Thursday 16 May 2013

Dorothy Goodbody is no Amazon

Wye Valley Brewery is a small family-run company in Herefordshire, famous for beers such as Butty Bach, Wye Valley Bitter and the Dorothy Goodbody range. It's in a different league entirely from multinational tax avoiders such as Vodaphone, Google and Amazon. I therefore found it quite bizarre to read this post by the brewery on Facebook: 

"This morning we are shocked to hear that as a relatively small family business we pay MORE tax than Amazon UK, who have sales of £4bn. They only paid £2.4m in tax and received government grants of £2.5m!" The BBC news story on Amazon's taxes is here. I don't think you need to be a financial expert to get the impression that, rather than pay tax, they are in fact subsidised by us mugs, the tax payers.
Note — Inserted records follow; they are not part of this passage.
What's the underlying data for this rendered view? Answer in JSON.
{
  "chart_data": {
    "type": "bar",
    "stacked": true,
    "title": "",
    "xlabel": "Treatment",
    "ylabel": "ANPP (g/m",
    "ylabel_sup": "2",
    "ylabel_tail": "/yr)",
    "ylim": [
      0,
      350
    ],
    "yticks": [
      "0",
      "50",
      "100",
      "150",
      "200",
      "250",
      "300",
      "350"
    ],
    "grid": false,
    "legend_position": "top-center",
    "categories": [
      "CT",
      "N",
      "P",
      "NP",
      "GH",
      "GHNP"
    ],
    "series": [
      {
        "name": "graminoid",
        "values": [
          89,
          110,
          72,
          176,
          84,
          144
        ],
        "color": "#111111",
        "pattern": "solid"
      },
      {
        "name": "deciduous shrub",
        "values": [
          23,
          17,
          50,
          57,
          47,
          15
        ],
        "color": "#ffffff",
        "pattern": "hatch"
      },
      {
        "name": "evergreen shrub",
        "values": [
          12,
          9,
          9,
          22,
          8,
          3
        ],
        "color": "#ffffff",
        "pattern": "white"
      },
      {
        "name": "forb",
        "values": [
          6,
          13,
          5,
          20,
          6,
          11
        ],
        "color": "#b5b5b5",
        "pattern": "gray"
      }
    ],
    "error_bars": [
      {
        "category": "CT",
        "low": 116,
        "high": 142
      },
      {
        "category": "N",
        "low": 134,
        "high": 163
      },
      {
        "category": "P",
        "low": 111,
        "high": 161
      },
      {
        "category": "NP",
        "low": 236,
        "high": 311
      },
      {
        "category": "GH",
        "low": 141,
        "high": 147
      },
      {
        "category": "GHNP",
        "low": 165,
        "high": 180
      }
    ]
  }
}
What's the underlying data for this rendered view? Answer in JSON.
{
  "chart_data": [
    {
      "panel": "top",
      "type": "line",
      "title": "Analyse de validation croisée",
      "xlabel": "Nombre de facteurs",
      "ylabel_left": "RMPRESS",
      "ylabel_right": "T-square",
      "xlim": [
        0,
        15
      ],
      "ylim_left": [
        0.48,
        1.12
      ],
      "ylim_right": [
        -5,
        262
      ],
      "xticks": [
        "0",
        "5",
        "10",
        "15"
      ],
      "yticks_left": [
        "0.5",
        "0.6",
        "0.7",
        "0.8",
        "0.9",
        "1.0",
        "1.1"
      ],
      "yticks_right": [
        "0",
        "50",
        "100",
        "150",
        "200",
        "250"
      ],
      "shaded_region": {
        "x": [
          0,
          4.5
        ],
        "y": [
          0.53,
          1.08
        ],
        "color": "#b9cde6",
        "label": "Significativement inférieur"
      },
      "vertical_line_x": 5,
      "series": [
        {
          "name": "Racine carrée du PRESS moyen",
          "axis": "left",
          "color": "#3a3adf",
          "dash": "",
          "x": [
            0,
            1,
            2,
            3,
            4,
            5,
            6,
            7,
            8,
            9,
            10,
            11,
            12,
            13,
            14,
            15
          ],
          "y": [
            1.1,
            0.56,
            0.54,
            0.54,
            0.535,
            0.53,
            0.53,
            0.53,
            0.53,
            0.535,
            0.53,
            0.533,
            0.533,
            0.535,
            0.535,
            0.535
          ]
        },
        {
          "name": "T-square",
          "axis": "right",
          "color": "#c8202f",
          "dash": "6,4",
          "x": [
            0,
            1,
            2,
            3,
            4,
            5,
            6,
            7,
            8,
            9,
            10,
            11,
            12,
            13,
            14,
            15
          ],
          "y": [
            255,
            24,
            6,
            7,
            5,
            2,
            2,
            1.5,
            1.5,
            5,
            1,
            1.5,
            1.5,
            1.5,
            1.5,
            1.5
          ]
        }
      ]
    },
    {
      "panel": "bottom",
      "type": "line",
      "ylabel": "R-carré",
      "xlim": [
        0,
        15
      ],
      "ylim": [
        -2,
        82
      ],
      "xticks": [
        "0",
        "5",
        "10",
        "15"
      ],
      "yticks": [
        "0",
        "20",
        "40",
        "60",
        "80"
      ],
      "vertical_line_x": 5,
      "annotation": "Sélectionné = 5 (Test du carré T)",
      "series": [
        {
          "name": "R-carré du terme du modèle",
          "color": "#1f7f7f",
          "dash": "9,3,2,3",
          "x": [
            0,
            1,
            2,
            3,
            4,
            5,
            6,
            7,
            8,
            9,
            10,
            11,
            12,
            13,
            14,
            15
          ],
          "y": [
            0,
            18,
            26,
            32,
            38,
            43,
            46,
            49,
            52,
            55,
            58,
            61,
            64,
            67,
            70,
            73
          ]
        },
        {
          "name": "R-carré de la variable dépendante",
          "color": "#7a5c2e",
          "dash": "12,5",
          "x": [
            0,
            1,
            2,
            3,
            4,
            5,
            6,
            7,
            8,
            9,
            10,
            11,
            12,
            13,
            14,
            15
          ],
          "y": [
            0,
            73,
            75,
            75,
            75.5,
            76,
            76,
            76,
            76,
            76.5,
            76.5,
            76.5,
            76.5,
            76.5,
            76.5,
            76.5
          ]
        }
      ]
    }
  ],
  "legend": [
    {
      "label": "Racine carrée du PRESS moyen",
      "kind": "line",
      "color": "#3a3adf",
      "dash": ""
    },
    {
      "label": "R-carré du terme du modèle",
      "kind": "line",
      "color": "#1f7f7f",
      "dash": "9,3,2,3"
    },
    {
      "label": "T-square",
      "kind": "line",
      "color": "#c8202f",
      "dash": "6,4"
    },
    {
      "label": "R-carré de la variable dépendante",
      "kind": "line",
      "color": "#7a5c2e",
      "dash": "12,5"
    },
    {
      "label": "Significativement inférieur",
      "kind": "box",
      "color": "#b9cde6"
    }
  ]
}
I've written about beer tax before, but usually from the drinkers' point of view. Here is proof, if it were needed, that it's not just drinkers who are being ripped off by the tax system: breweries are as well. I wonder whether that also applies to multinational brewing corporations that have businesses in the country, such as Molson Coors? Call me a cynic, but somehow I doubt it. It's only businesses that are wholly based in this country and pay all their tax here, without the option of shipping their liabilities around the globe to the cheapest jurisdiction, who are hammered in this way, and our own home-grown drinks industry is hit even harder than other businesses.

It was the utterly ruthless American capitalist, Leona Helmsley, who once said: "We don't pay taxes. Only the little people pay taxes." Although she was eventually prosecuted and spent 18 months in prison, she still left £4,000,000,000 when she died in 2007. Modern tax avoiders aren't as obvious as her, spending a great deal more on clever accountants and tax lawyers and leaving no chance - sadly - that we'll see any of them doing porridge, but their attitude is identical to hers.

One of the comments below Wye Valley's FB post says: "Can I pay for my beer in Luxembourg please?" Quite.

2 comments:

  1. The BBC article doesn't make it clear exactly what the £2.5m government grants (should read TAXPAYER'S grants) are for, and why they are paid at all to a multi-billion company like Amazon.